Not always. Physical separation can help with high-risk or multi-tenant boundaries, but the key requirement is enforceable isolation. Some domains can share infrastructure if every chunk carries strong metadata and retrieval enforces policy before context assembly. Sensitive domains may need separate indexes, encryption keys, service accounts, and operational owners.

Can the LLM enforce access control if we put rules in the system prompt?

No. The model can follow instructions probabilistically, but access control should be deterministic. Filter and validate retrieved chunks before they reach the model. Treat the model as a consumer of authorized context, not as the authority that decides authorization.

What is the most common enterprise RAG governance mistake?

Indexing too broadly before defining source authority and permissions. Teams often ingest a large corpus to make demos look impressive, then discover that drafts, obsolete documents, confidential folders, and conflicting policies are all semantically retrievable.

How should teams measure RAG governance quality?

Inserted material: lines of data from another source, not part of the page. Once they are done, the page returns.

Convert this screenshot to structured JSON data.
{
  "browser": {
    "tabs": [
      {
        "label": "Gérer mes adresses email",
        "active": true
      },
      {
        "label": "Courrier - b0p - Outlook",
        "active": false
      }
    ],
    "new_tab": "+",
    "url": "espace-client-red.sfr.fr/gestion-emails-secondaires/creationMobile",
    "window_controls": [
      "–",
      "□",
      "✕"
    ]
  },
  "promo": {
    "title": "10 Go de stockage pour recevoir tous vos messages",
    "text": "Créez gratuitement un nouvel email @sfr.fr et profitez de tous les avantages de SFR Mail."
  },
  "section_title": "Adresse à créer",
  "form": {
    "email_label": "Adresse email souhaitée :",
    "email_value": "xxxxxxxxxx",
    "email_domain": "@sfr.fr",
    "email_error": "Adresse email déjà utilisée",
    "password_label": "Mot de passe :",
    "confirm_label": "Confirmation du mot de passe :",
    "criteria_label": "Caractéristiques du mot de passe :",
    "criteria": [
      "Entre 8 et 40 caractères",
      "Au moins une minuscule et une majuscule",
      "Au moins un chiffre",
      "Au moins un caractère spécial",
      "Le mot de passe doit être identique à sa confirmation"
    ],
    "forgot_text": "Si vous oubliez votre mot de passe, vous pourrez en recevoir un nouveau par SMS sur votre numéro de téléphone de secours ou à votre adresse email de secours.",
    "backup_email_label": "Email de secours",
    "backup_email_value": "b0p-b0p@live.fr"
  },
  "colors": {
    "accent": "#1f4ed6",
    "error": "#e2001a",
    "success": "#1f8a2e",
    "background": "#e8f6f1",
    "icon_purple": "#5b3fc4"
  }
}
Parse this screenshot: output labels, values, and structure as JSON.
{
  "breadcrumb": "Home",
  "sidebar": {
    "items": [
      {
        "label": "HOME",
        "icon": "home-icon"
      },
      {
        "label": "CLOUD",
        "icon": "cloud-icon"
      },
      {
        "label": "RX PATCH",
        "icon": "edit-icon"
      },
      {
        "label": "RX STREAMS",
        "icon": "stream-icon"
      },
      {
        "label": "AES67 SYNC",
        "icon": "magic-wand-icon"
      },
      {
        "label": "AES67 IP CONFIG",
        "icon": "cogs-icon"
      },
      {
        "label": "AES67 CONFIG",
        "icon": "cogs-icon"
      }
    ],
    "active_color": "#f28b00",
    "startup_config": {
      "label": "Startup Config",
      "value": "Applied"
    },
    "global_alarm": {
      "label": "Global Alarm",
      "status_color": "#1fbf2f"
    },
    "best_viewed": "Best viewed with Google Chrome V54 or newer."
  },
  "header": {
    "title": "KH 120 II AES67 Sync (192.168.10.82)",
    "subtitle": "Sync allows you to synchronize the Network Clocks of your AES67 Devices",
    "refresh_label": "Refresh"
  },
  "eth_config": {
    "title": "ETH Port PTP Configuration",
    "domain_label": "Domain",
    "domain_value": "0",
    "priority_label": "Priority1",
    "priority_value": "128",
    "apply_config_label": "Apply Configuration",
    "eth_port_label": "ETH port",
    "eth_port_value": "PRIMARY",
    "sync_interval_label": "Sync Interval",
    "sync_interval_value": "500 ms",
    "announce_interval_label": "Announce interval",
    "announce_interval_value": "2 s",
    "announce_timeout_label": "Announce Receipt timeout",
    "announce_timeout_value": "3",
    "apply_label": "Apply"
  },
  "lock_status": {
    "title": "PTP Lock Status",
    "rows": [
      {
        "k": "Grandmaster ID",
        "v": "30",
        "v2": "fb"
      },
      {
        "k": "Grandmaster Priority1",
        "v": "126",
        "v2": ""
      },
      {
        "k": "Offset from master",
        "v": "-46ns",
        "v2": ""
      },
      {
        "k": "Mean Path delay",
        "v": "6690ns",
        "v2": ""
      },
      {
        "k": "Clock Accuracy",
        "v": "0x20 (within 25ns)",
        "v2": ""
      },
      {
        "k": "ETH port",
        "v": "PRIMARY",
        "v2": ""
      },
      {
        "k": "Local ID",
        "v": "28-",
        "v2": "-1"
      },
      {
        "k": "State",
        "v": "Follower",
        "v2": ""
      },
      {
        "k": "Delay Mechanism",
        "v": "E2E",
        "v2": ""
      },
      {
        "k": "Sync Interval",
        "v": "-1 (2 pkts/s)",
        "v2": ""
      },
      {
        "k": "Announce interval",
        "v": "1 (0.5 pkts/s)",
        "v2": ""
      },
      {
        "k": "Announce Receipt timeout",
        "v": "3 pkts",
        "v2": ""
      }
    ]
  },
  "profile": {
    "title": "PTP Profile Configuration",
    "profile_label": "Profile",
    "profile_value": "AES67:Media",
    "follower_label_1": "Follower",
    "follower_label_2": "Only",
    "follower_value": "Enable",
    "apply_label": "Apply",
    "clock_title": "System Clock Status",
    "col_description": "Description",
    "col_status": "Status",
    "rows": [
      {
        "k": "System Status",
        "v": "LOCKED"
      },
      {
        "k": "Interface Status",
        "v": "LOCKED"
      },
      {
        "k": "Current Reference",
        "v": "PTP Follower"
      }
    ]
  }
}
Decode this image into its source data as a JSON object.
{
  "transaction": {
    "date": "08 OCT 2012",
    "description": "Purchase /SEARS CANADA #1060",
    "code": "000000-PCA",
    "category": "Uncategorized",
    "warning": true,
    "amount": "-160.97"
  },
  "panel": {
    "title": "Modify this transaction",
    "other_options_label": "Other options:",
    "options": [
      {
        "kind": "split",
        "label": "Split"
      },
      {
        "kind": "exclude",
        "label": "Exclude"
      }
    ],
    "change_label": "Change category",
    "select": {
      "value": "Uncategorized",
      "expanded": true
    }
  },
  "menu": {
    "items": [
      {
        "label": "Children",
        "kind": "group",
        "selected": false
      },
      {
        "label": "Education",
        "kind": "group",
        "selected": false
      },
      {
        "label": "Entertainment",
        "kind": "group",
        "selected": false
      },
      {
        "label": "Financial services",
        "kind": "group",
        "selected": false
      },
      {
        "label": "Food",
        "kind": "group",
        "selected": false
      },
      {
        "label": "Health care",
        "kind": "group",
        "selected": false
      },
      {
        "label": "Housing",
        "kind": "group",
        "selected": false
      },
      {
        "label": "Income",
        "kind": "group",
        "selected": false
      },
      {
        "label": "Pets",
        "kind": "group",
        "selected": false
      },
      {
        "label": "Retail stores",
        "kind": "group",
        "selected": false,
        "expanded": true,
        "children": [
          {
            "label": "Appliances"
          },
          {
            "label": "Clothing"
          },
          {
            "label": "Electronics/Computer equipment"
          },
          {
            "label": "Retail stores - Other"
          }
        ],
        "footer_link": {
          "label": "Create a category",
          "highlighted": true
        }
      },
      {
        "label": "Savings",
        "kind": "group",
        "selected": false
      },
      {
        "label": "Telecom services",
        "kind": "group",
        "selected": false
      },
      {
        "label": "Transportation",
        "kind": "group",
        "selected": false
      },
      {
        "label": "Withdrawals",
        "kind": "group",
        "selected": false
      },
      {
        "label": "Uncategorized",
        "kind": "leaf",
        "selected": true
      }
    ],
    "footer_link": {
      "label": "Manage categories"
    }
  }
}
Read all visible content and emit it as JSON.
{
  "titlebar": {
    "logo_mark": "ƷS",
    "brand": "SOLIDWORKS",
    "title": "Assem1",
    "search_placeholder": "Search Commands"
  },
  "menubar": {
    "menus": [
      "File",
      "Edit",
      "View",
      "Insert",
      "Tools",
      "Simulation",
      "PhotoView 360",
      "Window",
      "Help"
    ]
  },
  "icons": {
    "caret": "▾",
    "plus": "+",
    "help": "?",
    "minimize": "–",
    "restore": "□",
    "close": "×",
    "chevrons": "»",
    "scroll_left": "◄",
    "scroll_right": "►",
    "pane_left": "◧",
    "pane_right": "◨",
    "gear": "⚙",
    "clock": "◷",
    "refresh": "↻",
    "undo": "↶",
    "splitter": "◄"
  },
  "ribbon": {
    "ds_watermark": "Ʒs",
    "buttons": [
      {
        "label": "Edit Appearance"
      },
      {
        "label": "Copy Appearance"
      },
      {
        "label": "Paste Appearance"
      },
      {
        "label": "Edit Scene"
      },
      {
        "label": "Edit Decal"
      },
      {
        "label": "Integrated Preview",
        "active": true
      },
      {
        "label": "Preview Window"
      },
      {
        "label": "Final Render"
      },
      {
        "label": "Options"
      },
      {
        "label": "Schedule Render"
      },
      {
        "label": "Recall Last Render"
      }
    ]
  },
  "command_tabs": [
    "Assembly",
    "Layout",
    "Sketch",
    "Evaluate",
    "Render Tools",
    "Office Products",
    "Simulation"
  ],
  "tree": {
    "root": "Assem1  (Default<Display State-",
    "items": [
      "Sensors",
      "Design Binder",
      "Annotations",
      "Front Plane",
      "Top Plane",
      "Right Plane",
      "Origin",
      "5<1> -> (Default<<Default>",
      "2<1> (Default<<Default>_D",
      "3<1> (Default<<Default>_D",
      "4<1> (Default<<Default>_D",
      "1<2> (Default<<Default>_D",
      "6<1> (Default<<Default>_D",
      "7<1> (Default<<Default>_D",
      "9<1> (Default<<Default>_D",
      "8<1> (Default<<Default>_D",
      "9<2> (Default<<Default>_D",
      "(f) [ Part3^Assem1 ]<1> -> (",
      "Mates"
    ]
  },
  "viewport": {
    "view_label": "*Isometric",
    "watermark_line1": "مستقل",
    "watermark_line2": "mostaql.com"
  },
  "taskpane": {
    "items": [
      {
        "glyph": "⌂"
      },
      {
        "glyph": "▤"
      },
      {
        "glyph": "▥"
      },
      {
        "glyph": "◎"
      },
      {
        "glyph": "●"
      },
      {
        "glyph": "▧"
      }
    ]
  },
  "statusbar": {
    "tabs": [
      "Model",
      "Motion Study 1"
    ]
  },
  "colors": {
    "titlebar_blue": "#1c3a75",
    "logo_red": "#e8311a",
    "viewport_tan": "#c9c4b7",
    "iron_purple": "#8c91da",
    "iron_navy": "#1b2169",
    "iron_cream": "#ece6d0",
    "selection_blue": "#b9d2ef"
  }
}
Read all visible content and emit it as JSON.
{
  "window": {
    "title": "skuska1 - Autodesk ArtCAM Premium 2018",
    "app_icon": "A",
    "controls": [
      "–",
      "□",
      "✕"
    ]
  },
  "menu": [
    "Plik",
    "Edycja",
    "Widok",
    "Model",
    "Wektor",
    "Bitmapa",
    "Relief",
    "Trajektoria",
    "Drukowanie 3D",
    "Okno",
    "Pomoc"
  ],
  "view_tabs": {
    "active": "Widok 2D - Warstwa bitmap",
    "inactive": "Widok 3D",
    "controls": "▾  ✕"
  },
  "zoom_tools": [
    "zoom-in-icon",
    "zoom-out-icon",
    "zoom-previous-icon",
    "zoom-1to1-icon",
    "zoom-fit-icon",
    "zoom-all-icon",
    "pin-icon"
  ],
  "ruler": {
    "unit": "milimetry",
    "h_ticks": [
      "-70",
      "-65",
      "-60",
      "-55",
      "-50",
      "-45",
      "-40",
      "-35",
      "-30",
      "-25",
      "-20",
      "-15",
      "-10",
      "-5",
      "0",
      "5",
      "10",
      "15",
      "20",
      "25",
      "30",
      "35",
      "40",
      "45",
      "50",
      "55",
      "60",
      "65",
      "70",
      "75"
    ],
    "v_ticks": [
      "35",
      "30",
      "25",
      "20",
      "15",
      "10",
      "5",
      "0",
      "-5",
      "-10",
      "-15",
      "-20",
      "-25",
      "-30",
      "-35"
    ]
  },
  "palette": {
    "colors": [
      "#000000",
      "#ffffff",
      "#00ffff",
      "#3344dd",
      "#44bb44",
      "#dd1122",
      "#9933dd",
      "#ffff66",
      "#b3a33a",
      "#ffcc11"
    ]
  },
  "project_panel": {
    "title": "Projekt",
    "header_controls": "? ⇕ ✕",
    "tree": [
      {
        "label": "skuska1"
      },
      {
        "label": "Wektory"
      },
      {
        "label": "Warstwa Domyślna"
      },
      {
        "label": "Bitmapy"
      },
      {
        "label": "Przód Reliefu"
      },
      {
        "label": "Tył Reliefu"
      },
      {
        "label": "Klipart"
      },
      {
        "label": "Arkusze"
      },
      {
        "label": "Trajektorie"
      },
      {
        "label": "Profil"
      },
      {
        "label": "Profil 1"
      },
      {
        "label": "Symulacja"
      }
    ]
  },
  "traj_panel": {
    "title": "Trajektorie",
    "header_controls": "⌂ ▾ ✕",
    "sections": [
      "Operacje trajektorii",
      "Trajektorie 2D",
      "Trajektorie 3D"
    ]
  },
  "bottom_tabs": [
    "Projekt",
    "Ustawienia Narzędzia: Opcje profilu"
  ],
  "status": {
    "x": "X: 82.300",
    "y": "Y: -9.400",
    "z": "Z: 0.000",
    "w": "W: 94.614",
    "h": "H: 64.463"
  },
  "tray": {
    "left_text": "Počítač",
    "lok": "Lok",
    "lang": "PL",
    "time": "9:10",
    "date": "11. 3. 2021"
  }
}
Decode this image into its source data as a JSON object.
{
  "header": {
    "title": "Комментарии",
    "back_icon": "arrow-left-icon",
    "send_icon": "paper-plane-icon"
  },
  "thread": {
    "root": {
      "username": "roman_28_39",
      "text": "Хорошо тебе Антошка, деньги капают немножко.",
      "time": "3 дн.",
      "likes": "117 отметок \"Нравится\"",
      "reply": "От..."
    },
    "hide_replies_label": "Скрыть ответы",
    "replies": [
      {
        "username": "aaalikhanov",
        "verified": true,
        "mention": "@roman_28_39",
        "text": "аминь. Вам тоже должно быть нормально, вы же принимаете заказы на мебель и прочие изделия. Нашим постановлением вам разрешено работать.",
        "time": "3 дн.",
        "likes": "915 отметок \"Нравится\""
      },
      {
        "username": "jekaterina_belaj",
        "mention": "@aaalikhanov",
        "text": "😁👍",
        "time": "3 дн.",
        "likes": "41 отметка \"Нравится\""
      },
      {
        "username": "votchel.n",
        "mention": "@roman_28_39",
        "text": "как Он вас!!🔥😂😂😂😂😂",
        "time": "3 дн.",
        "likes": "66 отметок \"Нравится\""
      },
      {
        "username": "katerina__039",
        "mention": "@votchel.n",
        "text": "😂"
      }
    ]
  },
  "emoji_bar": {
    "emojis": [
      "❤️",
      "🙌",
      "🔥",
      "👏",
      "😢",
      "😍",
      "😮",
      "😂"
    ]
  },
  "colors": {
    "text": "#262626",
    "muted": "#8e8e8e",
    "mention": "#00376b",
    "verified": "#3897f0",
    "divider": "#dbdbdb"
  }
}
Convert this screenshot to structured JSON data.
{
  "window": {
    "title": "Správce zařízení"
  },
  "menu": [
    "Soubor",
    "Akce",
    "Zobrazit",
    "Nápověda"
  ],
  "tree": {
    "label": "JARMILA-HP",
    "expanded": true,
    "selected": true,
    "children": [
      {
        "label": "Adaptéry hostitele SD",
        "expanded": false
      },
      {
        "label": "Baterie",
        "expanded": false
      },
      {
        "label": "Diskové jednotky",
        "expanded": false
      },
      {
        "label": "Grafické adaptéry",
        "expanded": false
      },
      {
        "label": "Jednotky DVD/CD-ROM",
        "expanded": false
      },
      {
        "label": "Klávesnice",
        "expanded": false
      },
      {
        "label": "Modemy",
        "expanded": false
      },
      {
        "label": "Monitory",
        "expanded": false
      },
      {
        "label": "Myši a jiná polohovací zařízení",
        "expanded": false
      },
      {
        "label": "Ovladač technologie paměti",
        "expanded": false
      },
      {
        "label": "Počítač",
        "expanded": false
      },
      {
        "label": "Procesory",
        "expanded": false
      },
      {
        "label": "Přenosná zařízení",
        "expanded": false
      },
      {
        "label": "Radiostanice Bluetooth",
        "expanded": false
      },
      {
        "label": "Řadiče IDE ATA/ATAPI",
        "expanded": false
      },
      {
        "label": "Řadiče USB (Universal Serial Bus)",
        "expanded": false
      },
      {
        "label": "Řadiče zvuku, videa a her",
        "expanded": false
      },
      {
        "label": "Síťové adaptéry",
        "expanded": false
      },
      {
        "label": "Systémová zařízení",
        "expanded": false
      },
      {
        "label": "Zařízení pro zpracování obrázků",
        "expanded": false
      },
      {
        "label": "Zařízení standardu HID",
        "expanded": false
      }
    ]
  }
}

Measure retrieval correctness, permission correctness, freshness correctness, source attribution, injection resistance, deletion propagation, and incident replayability. Relevance and answer helpfulness are necessary, but they are not enough for governed enterprise use.

Where should this sit in the organization?

The AI platform team should usually own the shared retrieval architecture, eval harness, observability, and runtime controls. Business data owners should own source authority and freshness. IAM and security should own permission models and monitoring. Product or workflow owners should own answer policy and user experience. The DSI or CIO function should make those responsibilities explicit before scaling.